Article 1 Reflections: “Meaningful, Engaged Learning”

“Meaningful, Engaged Learning”
Reflection 1
December 4, 2007
Buffy Hamilton  

Responsible for their own learning
engaged learning
Challenging, authentic, and multidisciplinary
engaged learning
Collaboration
engaged learning
Authentic
engaged learning
Problem-based learning integrated
engaged learning
Performance based assessment
engaged learning
Knowledge-building community
engaged learning
Diversity
engaged learning
Flexibility
engaged learning
Heterogeneous
engaged learning
Equity
engaged learning
Teacher=Facilitator, guide, learner
engaged learning
student=explorer, contributor to world’s knowledge, reflective learners
engaged learning
 

engaged_learners.jpg

What Stood Out to Me 

I think all of us would agree with this model of learning and this kind of paradigm that creates an environment that is conducive to engaged learning—these ideas have been around well before the 1994 study referenced in the article (just read anything by John Dewey).   Most teachers I know would embrace a learning environment that completely integrates these eight indicators. 

Yet how many classrooms around America actually implement this philosophical approach to teaching and learning?  What obstacles or barriers do teachers face in truly implementing this kind of classroom environment?  What additional scaffolding might be needed in this kind of environment for students who do not become from the socioeconomic backgrounds that are typically privileged in public school (see studies and research by Shirley B. Heath if you don’t believe that the home environment plays a vital role in HOW children learn and language development).  How do we tap into technology (as well as other teaching tools) to maximize engaged learning?   I think it is important to explore these questions so that we can effectively identify barriers to this kind of learning environment and overcome those obstacles.   

I also think it is important to talk about how we create this kind of environment for engaged learning because this kind of learning with these eight indicators takes time, can be messy (in a positive way), and requires teachers (and administrators) to “muck about” in inquiry.  In this day and age of standardized testing, a climate exists that makes many teachers feel as though they must use “traditional” methods of teaching to “cover” the standards.  As a media specialist (and a practicing English teacher at Polaris North), I see the struggle to create engaged learning while being mindful of the looming standardized tests in the background.  Certainly, we can do project based learning and not be compelled to “kill and drill” our students for those tests, but at the same time, you have to creatively build in some test prep so that students are familiar with the test format and test vocabulary—I do think we are doing our students a disservice if we don’t recognize that in some way. I do feel we can address multiple standards through engaged learning strategies and a paradigm that values the qualities of “the engaged classroom.” 
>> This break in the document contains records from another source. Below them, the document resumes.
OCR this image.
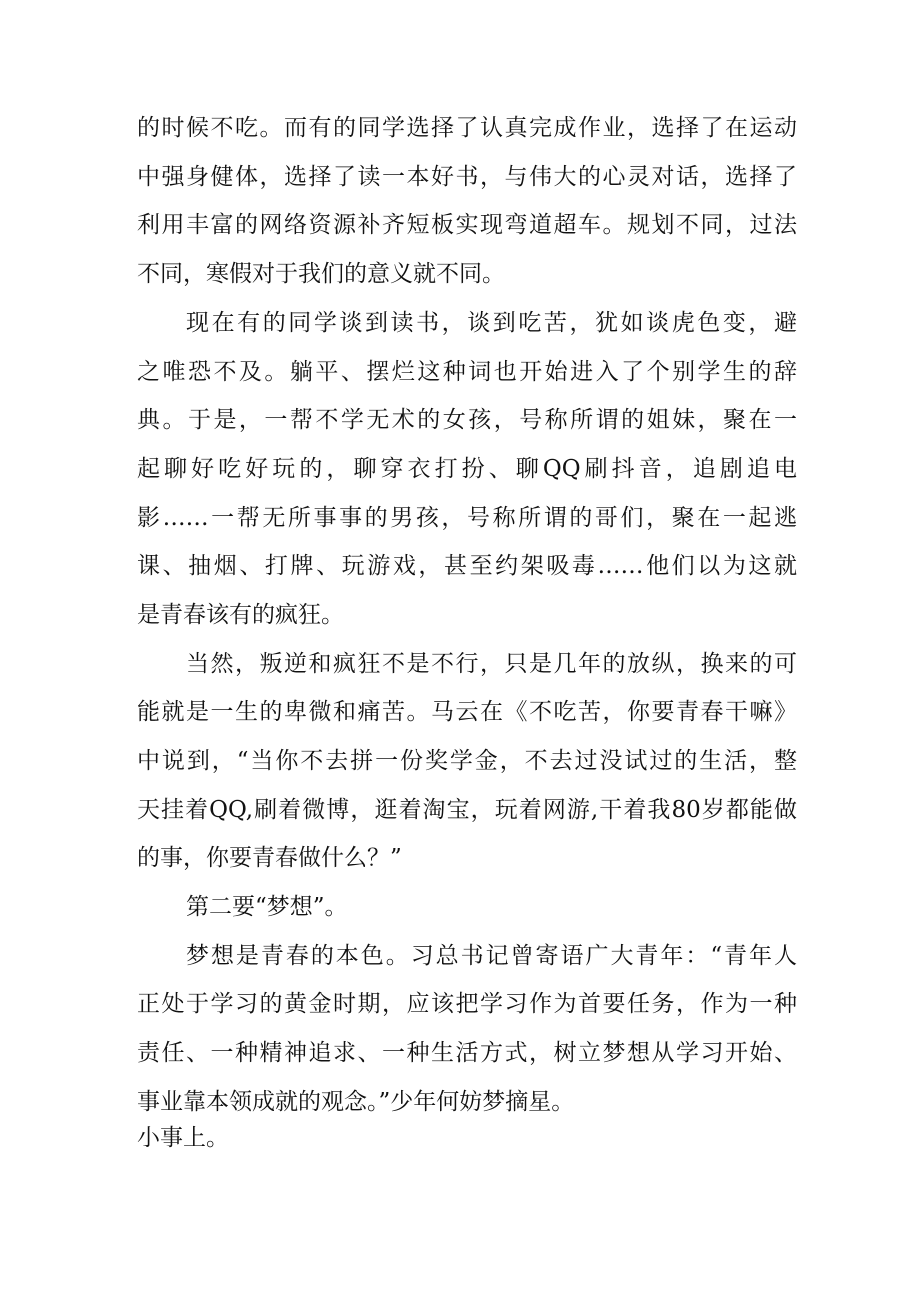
的时候不吃。而有的同学选择了认真完成作业，选择了在运动
中强身健体，选择了读一本好书，与伟大的心灵对话，选择了
利用丰富的网络资源补齐短板实现弯道超车。规划不同，过法
不同，寒假对于我们的意义就不同。
现在有的同学谈到读书，谈到吃苦，犹如谈虎色变，避
之唯恐不及。躺平、摆烂这种词也开始进入了个别学生的辞
典。于是，一帮不学无术的女孩，号称所谓的姐妹，聚在一
起聊好吃好玩的，聊穿衣打扮、聊QQ刷抖音，追剧追电
影……一帮无所事事的男孩，号称所谓的哥们，聚在一起逃
课、抽烟、打牌、玩游戏，甚至约架吸毒……他们以为这就
是青春该有的疯狂。
当然，叛逆和疯狂不是不行，只是几年的放纵，换来的可
能就是一生的卑微和痛苦。马云在《不吃苦，你要青春干嘛》
中说到，“当你不去拼一份奖学金，不去过没试过的生活，整
天挂着QQ,刷着微博，逛着淘宝，玩着网游,干着我80岁都能做
的事，你要青春做什么？”
第二要“梦想”。
梦想是青春的本色。习总书记曾寄语广大青年：“青年人
正处于学习的黄金时期，应该把学习作为首要任务，作为一种
责任、一种精神追求、一种生活方式，树立梦想从学习开始、
事业靠本领成就的观念。”少年何妨梦摘星。
小事上。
One of my challenges right now is helping our classroom teachers see how we as media specialists can support this kind of learning environment through collaboration.  As media specialists, we can help teachers design authentic tasks with a menu of choices that will appeal to a wide range of learning styles.   While teachers often think they don’t have time for research projects because they have to “cover the standards”, project based learning or research projects can actually help teachers address multiple Georgia Performance Standards.  Media specialists can help in the design of learning activities, creation of rubrics and assessment methods, the creation of research pathfinders and pooling of resources, and the selection of learning products or artifacts of learning that students create.  Media specialists are cognizant of the pressures classroom teachers feel, but we sometimes feel frustrated that we can’t teachers to collaborate with us and to help “open up” or “burst the bubble” of the perceived constraints created by the testing environment of NCLB.  I feel that media specialist are some of the most important and support advocates of “engaged learning” strategies and pedagogy, but it is sometimes hard for our voices to be heard by our teachers when the voices of other stakeholders, particularly those that privilege teaching to the test and drown out the voices that advocate authentic learning that goes above and beyond what these tests measure.

I hope that we can perhaps have some dialogue in our course about how teachers and media specialists can work together to create engaged learning environments and how the media center can be a great resource for teachers, especially those who are Teach 21 candidates.  
References:

FUJIYOSHI, G., & TAN, S. (1999, January). Engaged learning using technology. Curriculum Administrator, 35(1), 39. Retrieved December 4, 2007, from Professional Development Collection database.